NOTE ÉDITORIALE: Cet essai était à l’origine l’un des vingt articles présentés lors de la grande conférence internationale, L’Avenir de la Pensée Chrétienne tenue à l’Université pontificale Saint-Patrick de Maynooth, en Irlande. L’événement a été accueilli par la Faculté de philosophie et organisé par les Drs Philip John Paul Gonzales et Gaven Kerr. Pour plus d’informations, voir ici.

Cette réflexion est liée au début de la récente subvention de Philip Gonzales d’Élargir les horizons en théologie philosophique gérée par l’Université de St. Andrews et financée par Fiducie pour la Religion Templeton. Le titre de son projet de subvention est: “Métaphysique Analogique et Désir Mimétique Incarné. »Le professeur Gonzales adresse ses remerciements particuliers aux responsables du projet de subvention, Judith Wolfe et King-Ho Leung, et à Templeton pour le temps libéré au cours des deux semestres afin de se lancer dans quelques réflexions initiales.


[1] Ce n’est pas un hasard si l’hymne des anciens dans le Livre de l’Apocalypse (Apocalypse 4:11) précède l’ouverture du Rouleau de la Destinée, où l’on voit la réalité visionnaire de l’horizon charnel du désir au milieu des réalités terrestres de la guerre, de la famine, des conflits, de la peste et du martyre.   

[2] Voir Gilles Deleuze, Différence et Répétition (Londres: Bloomsbury, 2013), xix.

[3] Hans Urs von Balthasar, Théo-Drame: Théorie dramatique théologique, vol. 1: Prolégomènes (San Francisco: Ignatius 1988), 42.

[5] Michel Serres “ « Réception à l’Académie française », dans Pour René Girard: Essais en Amitié et en Vérité (East Lansing MI.: MSU, 2009), 16.

[6] Erich Przywara “ « La philosophie comme problème », dans Analogia Entis: Structure Originale et Rythme Universel (Grand Rapids, MI: Eerdmans, 2014), 402-3. 

[7] Voir Erik Peterson, « Témoin de la vérité », dans Traités Théologiques (Stanford, CA: SUP, 2011), esp., 161-172.

[8] Voir Erich Przywara, Analogie Entis, note de bas de page 95, 212 . 

[9] Voir Jean Daniélou, Dieu et les Voies de la Connaissance (San Francisco: Ignatius, 2003), esp., les deux premiers chapitres, “Le Dieu des Religions », 9-43 et “Le Dieu des Philosophes”, 44-80.  

[10] Max Scheler, Sur l’Éternel dans l’Homme (New York: Harper, 1961), 399.

[11] Josef Pieper, La Fin des Temps: Une médiation sur la Philosophie de l’Histoire (San Francisco: Ignatius Press, 1999), 24.

[12] Alexandre Kojève, Introduction à la lecture de Hegel: Conférences sur la phénoménologie de l’Esprit (Ithaque et Londres: Cornell University Press), 6.

[13] Friedrich Nietzsche, Antichrist, section 19, W. Kaufmann trans.

[14] Pascal y dit: « C’est une guerre étrange et fastidieuse quand la violence tente de vaincre la vérité.
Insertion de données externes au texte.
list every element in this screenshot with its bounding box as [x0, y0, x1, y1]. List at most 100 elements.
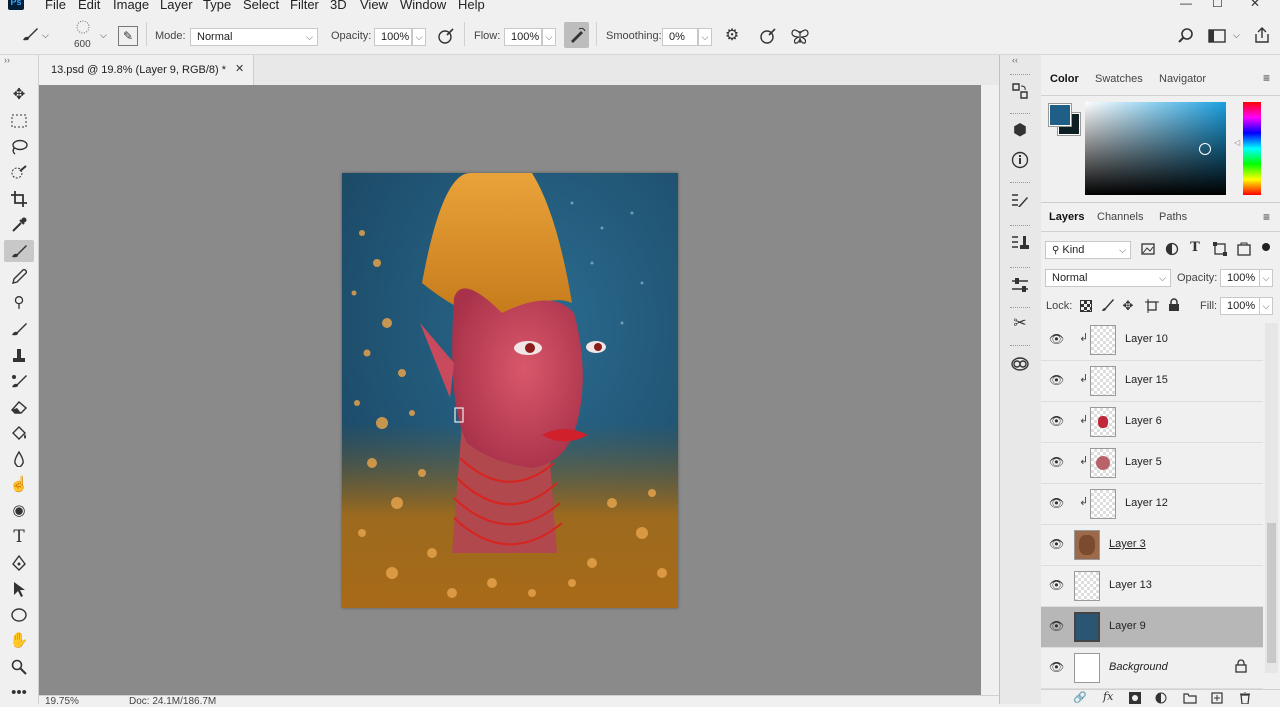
menu-3d[interactable]: 3D	[330, 0, 347, 12]
brush-icon[interactable]	[20, 26, 40, 47]
add-mask-icon[interactable]	[1129, 692, 1141, 707]
link-layers-icon[interactable]: 🔗	[1073, 691, 1087, 704]
collapse-toolbar-icon[interactable]: ››	[4, 55, 10, 65]
paint-bucket-tool-icon[interactable]	[4, 422, 34, 444]
airbrush-toggle-icon[interactable]	[564, 22, 589, 48]
pressure-size-icon[interactable]	[758, 27, 778, 48]
color-field[interactable]	[1085, 102, 1226, 195]
menu-type[interactable]: Type	[203, 0, 231, 12]
eye-icon[interactable]: 👁	[1049, 578, 1064, 592]
adjustments-icon[interactable]	[1008, 273, 1032, 297]
mixer-brush-tool-icon[interactable]	[4, 370, 34, 392]
path-selection-tool-icon[interactable]	[4, 578, 34, 600]
layers-panel-menu-icon[interactable]: ≡	[1263, 210, 1270, 224]
3d-panel-icon[interactable]: ⬢	[1008, 119, 1032, 143]
new-adjustment-icon[interactable]	[1155, 692, 1167, 707]
pencil-tool-icon[interactable]	[4, 266, 34, 288]
new-group-icon[interactable]	[1183, 692, 1197, 707]
dodge-tool-icon[interactable]: ◉	[4, 500, 34, 522]
layer-opacity-dropdown[interactable]: ⌵	[1259, 269, 1273, 287]
eye-icon[interactable]: 👁	[1049, 537, 1064, 551]
libraries-icon[interactable]	[1008, 352, 1032, 376]
brush-tip-preview-icon[interactable]	[70, 20, 96, 34]
flow-dropdown-button[interactable]: ⌵	[542, 28, 556, 46]
filter-shape-icon[interactable]	[1213, 242, 1227, 256]
ellipse-tool-icon[interactable]	[4, 604, 34, 626]
layer-opacity-input[interactable]: 100%	[1220, 269, 1260, 287]
clone-source-icon[interactable]	[1008, 230, 1032, 254]
symmetry-butterfly-icon[interactable]	[790, 27, 810, 48]
eye-icon[interactable]: 👁	[1049, 373, 1064, 387]
layer-name[interactable]: Layer 15	[1125, 374, 1168, 386]
layer-row[interactable]: 👁 ↲ Layer 15	[1041, 361, 1263, 402]
crop-tool-icon[interactable]	[4, 188, 34, 210]
layer-name[interactable]: Layer 10	[1125, 333, 1168, 345]
layer-name[interactable]: Layer 3	[1109, 538, 1146, 550]
search-icon[interactable]	[1176, 27, 1196, 48]
layer-row[interactable]: 👁 Layer 13	[1041, 566, 1263, 607]
move-tool-icon[interactable]: ✥	[4, 84, 34, 106]
info-icon[interactable]	[1008, 148, 1032, 172]
panel-menu-icon[interactable]: ≡	[1263, 71, 1270, 85]
filter-pixel-icon[interactable]	[1141, 242, 1155, 256]
lock-position-icon[interactable]: ✥	[1121, 298, 1135, 314]
workspace-chevron-icon[interactable]: ⌵	[1233, 30, 1240, 41]
new-layer-icon[interactable]	[1211, 692, 1223, 707]
maximize-button[interactable]: ☐	[1212, 0, 1223, 10]
fx-icon[interactable]: fx	[1103, 690, 1113, 703]
history-panel-icon[interactable]	[1008, 79, 1032, 103]
lock-image-pixels-icon[interactable]	[1101, 298, 1115, 315]
eye-icon[interactable]: 👁	[1049, 414, 1064, 428]
clone-stamp-tool-icon[interactable]: ⚲	[4, 292, 34, 314]
eye-icon[interactable]: 👁	[1049, 496, 1064, 510]
menu-select[interactable]: Select	[243, 0, 279, 12]
layer-row[interactable]: 👁 ↲ Layer 12	[1041, 484, 1263, 525]
brush-size-value[interactable]: 600	[74, 39, 91, 50]
smudge-tool-icon[interactable]: ☝	[4, 474, 34, 496]
tab-paths[interactable]: Paths	[1159, 211, 1187, 227]
layer-name[interactable]: Layer 13	[1109, 579, 1152, 591]
tab-swatches[interactable]: Swatches	[1095, 73, 1143, 89]
smoothing-dropdown-button[interactable]: ⌵	[698, 28, 712, 46]
eye-icon[interactable]: 👁	[1049, 332, 1064, 346]
eye-icon[interactable]: 👁	[1049, 660, 1064, 674]
delete-layer-icon[interactable]	[1239, 691, 1251, 707]
tools-scissors-icon[interactable]: ✂	[1008, 312, 1032, 336]
quick-selection-tool-icon[interactable]	[4, 162, 34, 184]
hue-slider[interactable]	[1243, 102, 1261, 195]
menu-filter[interactable]: Filter	[290, 0, 319, 12]
share-icon[interactable]	[1252, 26, 1272, 47]
menu-view[interactable]: View	[360, 0, 388, 12]
fill-input[interactable]: 100%	[1220, 297, 1260, 315]
workspace-icon[interactable]	[1207, 28, 1227, 47]
eyedropper-tool-icon[interactable]	[4, 214, 34, 236]
tool-preset-chevron-icon[interactable]: ⌵	[42, 30, 49, 41]
foreground-color-swatch[interactable]	[1049, 104, 1071, 126]
layer-row[interactable]: 👁 ↲ Layer 5	[1041, 443, 1263, 484]
stamp-tool-icon[interactable]	[4, 344, 34, 366]
layer-row[interactable]: 👁 Layer 3	[1041, 525, 1263, 566]
opacity-input[interactable]: 100%	[374, 28, 412, 46]
menu-window[interactable]: Window	[400, 0, 446, 12]
zoom-tool-icon[interactable]	[4, 656, 34, 678]
color-picker-ring[interactable]	[1199, 143, 1211, 155]
tab-navigator[interactable]: Navigator	[1159, 73, 1206, 89]
marquee-tool-icon[interactable]	[4, 110, 34, 132]
filter-toggle-icon[interactable]	[1262, 243, 1270, 251]
brush-settings-panel-icon[interactable]: ✎	[118, 26, 138, 46]
layer-filter-select[interactable]: ⚲ Kind ⌵	[1045, 241, 1131, 259]
lock-artboard-icon[interactable]	[1145, 299, 1159, 316]
close-window-button[interactable]: ✕	[1250, 0, 1260, 10]
tab-channels[interactable]: Channels	[1097, 211, 1143, 227]
mode-select[interactable]: Normal ⌵	[190, 28, 318, 46]
tab-color[interactable]: Color	[1050, 73, 1079, 89]
menu-image[interactable]: Image	[113, 0, 149, 12]
fill-dropdown[interactable]: ⌵	[1259, 297, 1273, 315]
layers-scrollbar[interactable]	[1265, 323, 1278, 673]
minimize-button[interactable]: —	[1180, 0, 1192, 10]
brush-picker-chevron-icon[interactable]: ⌵	[100, 30, 107, 41]
type-tool-icon[interactable]: T	[4, 526, 34, 548]
layer-row[interactable]: 👁 ↲ Layer 10	[1041, 320, 1263, 361]
blend-mode-select[interactable]: Normal ⌵	[1045, 269, 1171, 287]
collapse-panels-icon[interactable]: ‹‹	[1012, 55, 1018, 65]
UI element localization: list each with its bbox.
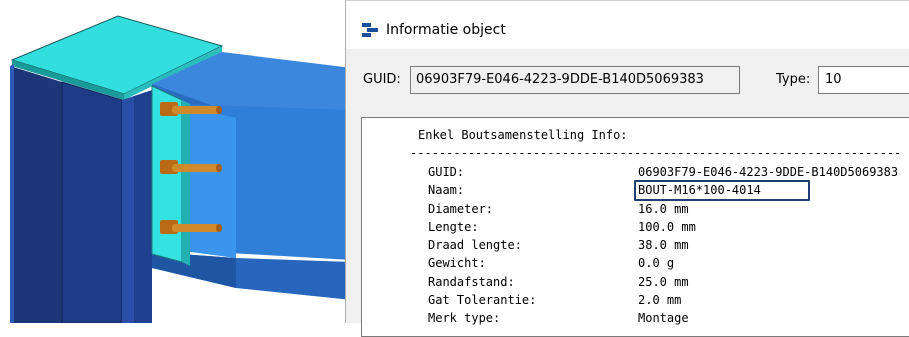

Tous les efforts de violence ne peuvent affaiblir la vérité et ne servent qu’à lui donner une nouvelle vigueur. Toutes les lumières de la vérité ne peuvent arrêter la violence et ne servent qu’à l’exaspérer.”

[15] Temple de William, Lectures dans l’Évangile de Saint Jean (Londres: Macmillan and Co., Limitée, 1952), 107.

[16] Augustin, Serm. 27, 6.

[17] Voir Simone Weil, En attendant Dieu (Londres et New York: Routledge Classics, 2021), 56-57. Weil fait ici écho à Maritain mais va bien au-delà de lui dans la radicalité de sa vision. Pour une comparaison brillante de Weil et Edith Stein, voir Przywara « Edith Stein et Simone Weil: Deux thèmes philosophiques fondamentaux », dans Analogie Entis, 596-612.